I have been dreaming of something like this for a long time, as I often play from different computers and invest a lot of time in a curated game selection of older games that run on emulators, as well as playing newer games that can be imported on the fly by existing integrations (e.g. steam, gog, etc.).

What I think I really want is for playnite to support multiple libraries, where one set of games is just the dynamic set of games that is obtained locally on one machine and reflects what steam/gog/ea etc. games you have on that machine, and another set of games is based off of a shared cloud library where you have emulators and game binaries/data stored. The goal is to just load one playnite instance on a machine, (computer A) where you see all the lcoal-installed games, as well as all your 'shared' games, and then be able to move to another machine (computer B) and have the same experience where you still see all your shared/curated games plus games installed locally on computer B, but you wouldn't see computer A's installed games on computer B and vice versa. I hope that makes sense.

Currrently the only way I know to achieve something like this is to essentially run two completely different instances of playnite, one which runs out of a cloud library and another which is local.

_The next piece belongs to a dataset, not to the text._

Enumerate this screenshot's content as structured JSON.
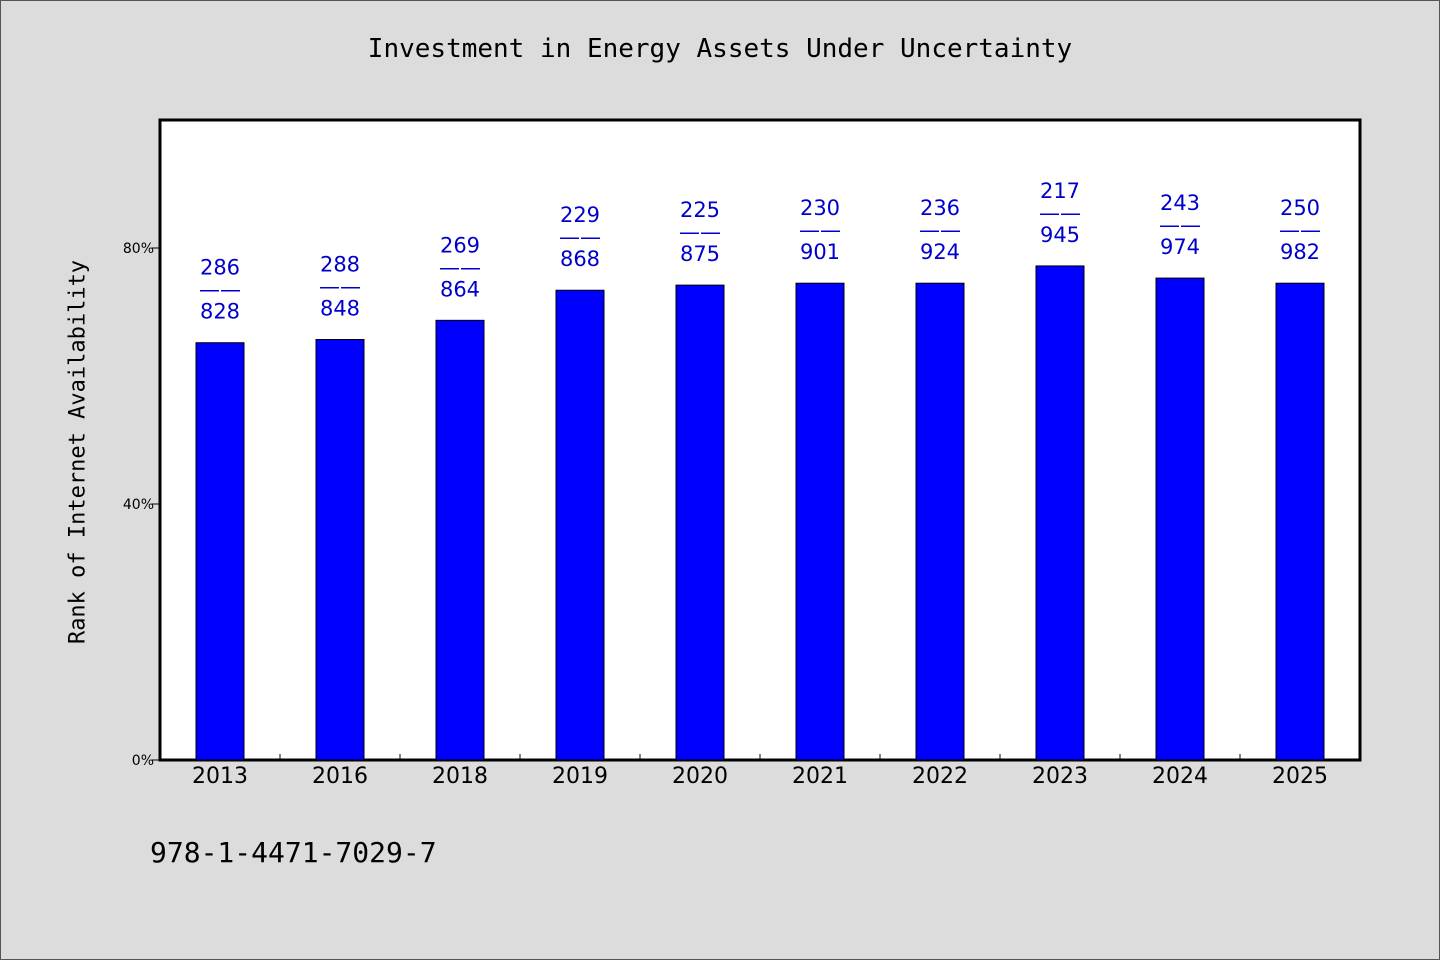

Having a 'combined' local + shared view would also make it feasible for people to put together zipped packages of curated emulated games which are able to run out of a relative shared location.

livejamie commented 3 months ago

I agree. I would love to see a feature like this, either supported through a selected cloud provider, or I would be happy to pay Playnite for this functionality. This seems similar to the business model Obsidian uses.

Also, this is similar to one of the oldest requests, #108.